We have learned to pray together for those who have contracted the virus, from all religions and denominations. We prayed for the healing of the sick. We prayed that God may give strength to the medical staff and researchers to find the remedy and the vaccination. There have been some extremist religious people who have attacked such common services, and some even claimed that their religious community is immune from COVID-19. But our common humanity, created by God and saved by His Holy blood, is together and praying for help from God.

What has the COVID-19 pandemic revealed about global realities, particularly for the most vulnerable populations? 

It has revealed, both in developed countries and developing countries, that we were not prepared to deal with such pandemic. We have noticed that the pandemic does not recognise human made borders. We have seen that different countries had different strategies. We have observed that those vulnerable groups such as immigrants, refugees, some religious groups, and the poor were not given the enough attention, care, and treatment or access to the protective masks and sanitisers. This is a shame for our human systems and this is contrary to Christ’s model that we should care for the downtrodden and marginalised people in our societies.

How can we shape the post-pandemic future to look more like God’s kingdom for those people?

The UN Secretary General, Mr. Guitterez, asked for a ceasefire in all conflicts between nations, so that world leaders can concentrate all efforts on working together to combat the COVID-19. 
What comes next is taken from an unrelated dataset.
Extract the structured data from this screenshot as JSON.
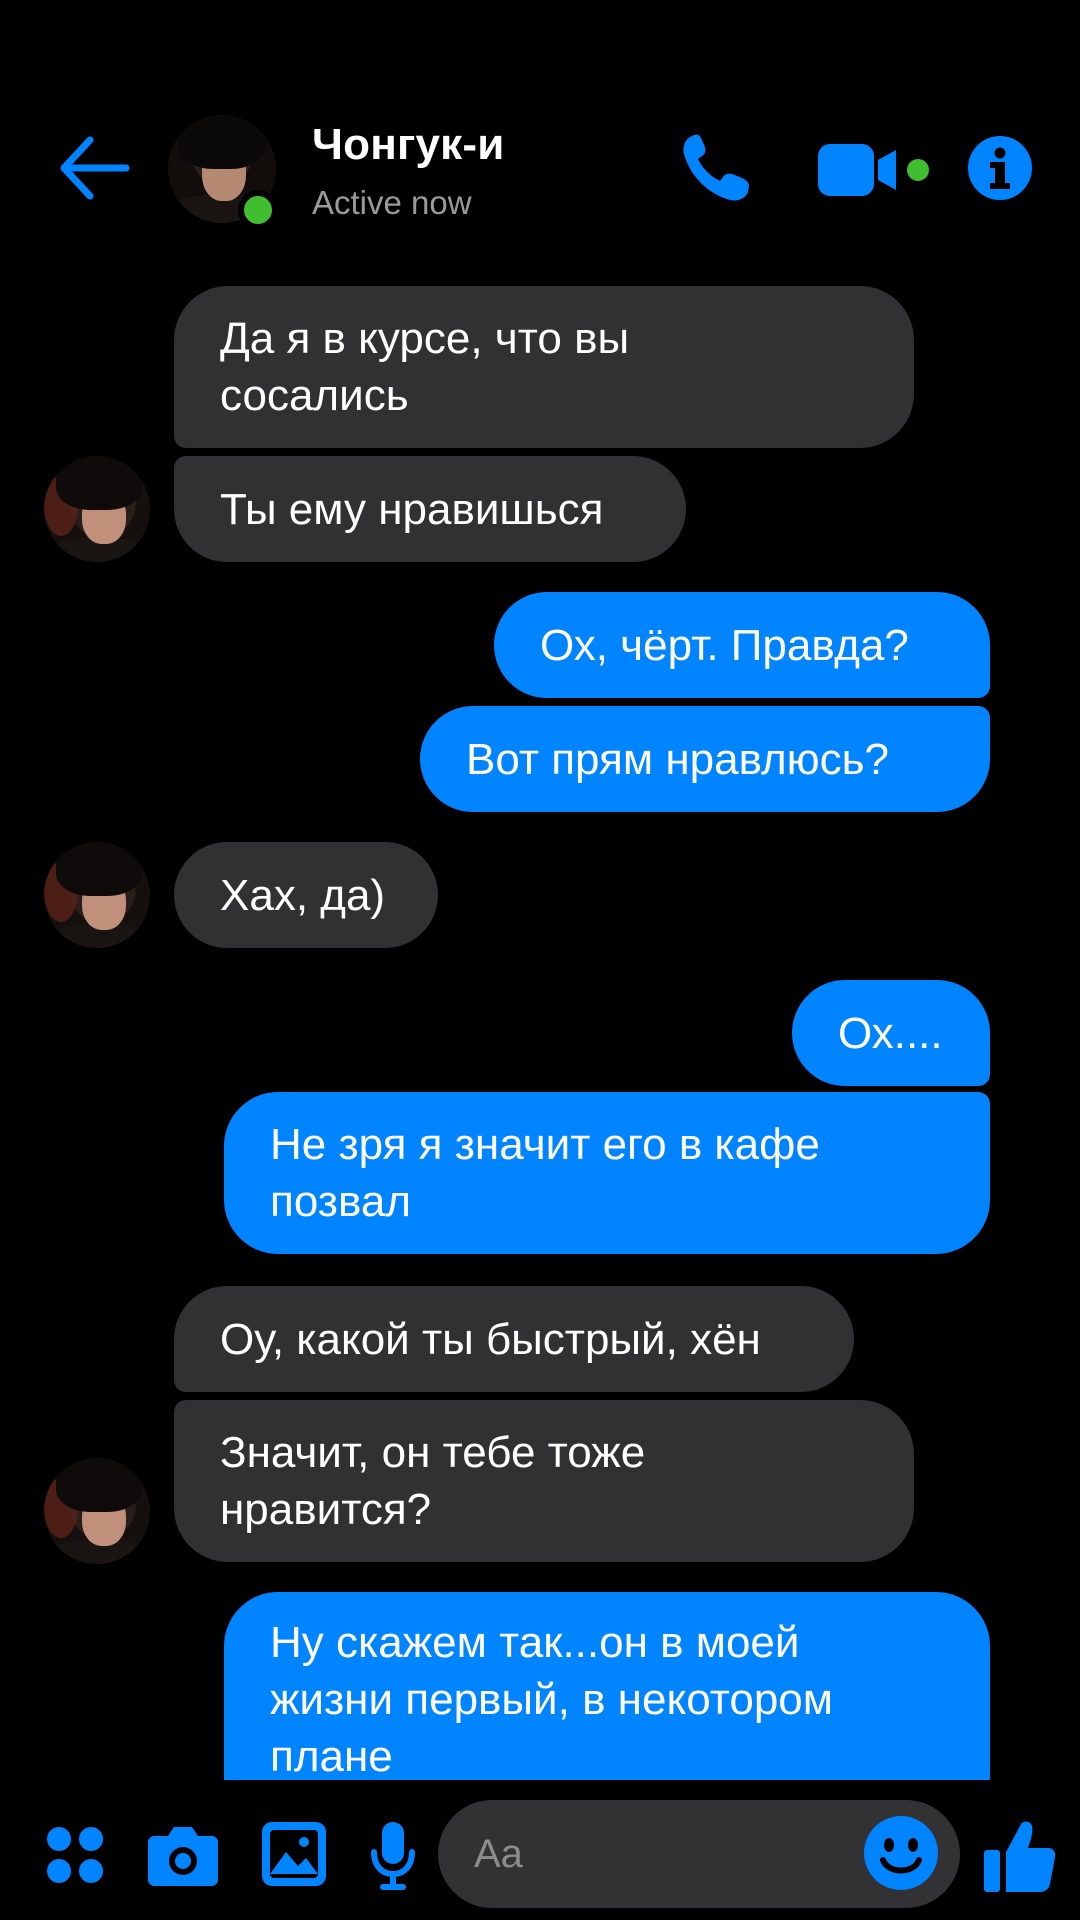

I think this crisis teaches us to work together for the benefit of the dignity of every human being regardless of gender, ethnicity, religious, or political affiliation. It is a time that we work together for peace based on justice especially for those countries that are yearning for freedom.

But the COVID-19 is a time of deep reflection and prayer for the whole world. It is a time of repentance. It is a time to make God’s love known to the world. But we also need to have time for reflection and soul searching. Have we built a new tower of Babel and forgotten the God of love and mercy? Have we been worshipping other gods? Perhaps the gods of weaponry, power, oppressions, economy, extremism, hegemony, discrimination, demonisation of the other and lies and others.

Perhaps we have believed in the truth of our power instead of the power of the truth. It is the time for the church to do some soul searching, to advance the kingdom of harmony, equality, love, freedom, justice, peace, and reconciliation for the strong and the weak, for those who hold power and those who do not have it. It is time to assist those vulnerable nations for equal access to health and medical services, for comprehensive development. It is a time to pray for equality and equal opportunities to all as we are created in God’s image.